Herr Faust, wo sehen Sie in Sachen Prävention Luft nach oben?

Unternehmen und ihre Berufskraftfahrer haben leider sehr viel mit Kriminalität zu tun. Und zu allem Übel passt sich Kriminalität schnell veränderten Umständen an. Außerdem kostet Prävention Zeit und Geld – „There is no glory in prevention!“ Es gibt aber keine Alternative.
Prävention ist ein kontinuierliches Muss für Unternehmen und Berufskraftfahrer. Das A und O sind gezielt von Fachleuten
durchgeführte Schulungen im Rahmen der BKF, ergänzt durch firmeninterne Informationen und Kontrollen. Letztendlich zahlt sich
Prävention wirtschaftlich für die Unternehmen und für die Gesundheit der Berufskraftfahrer immer aus!

Wie sieht es mit der technischen Prävention aus?
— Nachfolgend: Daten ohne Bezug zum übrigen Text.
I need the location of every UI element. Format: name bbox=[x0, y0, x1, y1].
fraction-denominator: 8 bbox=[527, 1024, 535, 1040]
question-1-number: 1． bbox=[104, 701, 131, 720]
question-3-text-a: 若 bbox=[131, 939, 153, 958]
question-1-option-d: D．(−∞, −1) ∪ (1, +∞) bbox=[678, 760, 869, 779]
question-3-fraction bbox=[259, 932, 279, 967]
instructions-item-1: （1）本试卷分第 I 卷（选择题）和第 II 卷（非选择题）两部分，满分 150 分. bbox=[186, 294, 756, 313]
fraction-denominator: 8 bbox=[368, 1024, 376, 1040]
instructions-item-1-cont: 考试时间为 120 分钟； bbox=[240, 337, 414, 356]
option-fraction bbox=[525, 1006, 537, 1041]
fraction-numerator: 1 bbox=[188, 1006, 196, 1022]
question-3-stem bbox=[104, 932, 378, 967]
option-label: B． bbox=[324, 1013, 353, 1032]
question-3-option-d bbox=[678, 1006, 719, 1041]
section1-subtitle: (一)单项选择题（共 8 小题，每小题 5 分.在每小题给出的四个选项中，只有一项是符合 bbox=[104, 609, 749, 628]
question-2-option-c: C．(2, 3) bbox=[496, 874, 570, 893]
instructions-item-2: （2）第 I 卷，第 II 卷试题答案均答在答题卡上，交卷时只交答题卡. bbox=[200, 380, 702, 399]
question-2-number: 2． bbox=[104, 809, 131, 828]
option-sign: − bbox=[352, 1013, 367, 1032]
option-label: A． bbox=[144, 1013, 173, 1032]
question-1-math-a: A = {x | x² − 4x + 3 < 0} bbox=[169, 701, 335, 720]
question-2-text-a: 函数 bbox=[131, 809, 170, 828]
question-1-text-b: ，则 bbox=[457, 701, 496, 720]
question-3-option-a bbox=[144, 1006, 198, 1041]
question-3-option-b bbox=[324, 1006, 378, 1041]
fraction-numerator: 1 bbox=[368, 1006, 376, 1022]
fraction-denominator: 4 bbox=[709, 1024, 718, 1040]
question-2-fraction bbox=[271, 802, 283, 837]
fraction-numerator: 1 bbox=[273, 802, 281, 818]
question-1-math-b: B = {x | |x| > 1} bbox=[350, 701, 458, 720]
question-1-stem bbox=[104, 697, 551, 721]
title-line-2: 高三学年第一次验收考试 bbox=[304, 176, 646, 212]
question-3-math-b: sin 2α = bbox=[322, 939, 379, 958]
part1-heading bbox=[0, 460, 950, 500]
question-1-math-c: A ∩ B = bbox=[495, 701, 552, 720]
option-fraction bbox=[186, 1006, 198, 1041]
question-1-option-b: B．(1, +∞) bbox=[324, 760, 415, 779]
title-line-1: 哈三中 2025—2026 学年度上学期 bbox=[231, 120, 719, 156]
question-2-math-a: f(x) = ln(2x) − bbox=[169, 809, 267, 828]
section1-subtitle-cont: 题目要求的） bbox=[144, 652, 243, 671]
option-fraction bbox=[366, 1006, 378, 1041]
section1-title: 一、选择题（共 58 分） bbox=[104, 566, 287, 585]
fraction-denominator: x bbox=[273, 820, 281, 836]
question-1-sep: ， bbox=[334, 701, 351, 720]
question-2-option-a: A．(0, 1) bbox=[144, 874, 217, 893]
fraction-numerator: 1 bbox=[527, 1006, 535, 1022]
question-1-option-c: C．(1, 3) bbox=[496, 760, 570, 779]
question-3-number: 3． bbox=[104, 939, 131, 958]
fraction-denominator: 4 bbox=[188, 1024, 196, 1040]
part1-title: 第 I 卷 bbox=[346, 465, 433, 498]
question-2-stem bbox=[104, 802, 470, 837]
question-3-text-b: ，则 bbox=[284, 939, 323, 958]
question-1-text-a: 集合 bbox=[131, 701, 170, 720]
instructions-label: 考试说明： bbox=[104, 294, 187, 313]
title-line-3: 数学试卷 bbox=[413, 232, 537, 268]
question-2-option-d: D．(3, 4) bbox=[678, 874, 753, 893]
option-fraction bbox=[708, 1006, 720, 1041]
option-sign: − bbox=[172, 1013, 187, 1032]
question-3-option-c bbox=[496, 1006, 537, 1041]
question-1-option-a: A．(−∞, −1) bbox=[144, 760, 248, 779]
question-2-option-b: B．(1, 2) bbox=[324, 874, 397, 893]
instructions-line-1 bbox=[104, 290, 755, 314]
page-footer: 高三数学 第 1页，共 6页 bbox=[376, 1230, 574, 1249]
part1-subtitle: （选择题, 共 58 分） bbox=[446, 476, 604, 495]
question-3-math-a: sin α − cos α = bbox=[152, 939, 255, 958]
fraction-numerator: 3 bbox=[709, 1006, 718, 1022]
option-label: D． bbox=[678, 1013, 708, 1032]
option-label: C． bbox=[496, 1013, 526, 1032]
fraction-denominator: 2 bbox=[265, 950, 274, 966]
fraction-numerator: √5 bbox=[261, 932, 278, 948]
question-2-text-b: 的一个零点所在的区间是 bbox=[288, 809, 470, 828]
Was ist sinnvoll, was nicht?
Technische Präventionsmittel, zum Beispiel die Sicherheitsplane, der Gasmelder, aber auch stabile mechanische Zusatzschlösser,
können Lkw sicherer machen – nie sicher! Neben der technischen Prävention können unter Umständen visuelle Maßnahmen, wie Klebschilder mit der Warnaufschrift „Achtung, alarmgesichert!“ oder „Gasalarm“, Kriminelle vom Lkw abhalten.
Es ist eben Prävention. Prävention ist nur schwer messbar. Messbar werden Schäden, und dann ist es zu spät. Deswegen sollte Prävention, solange sie nicht schadet, unbedingt Anwendung finden – auch in Form von technischen und visuellen Hilfsmitteln.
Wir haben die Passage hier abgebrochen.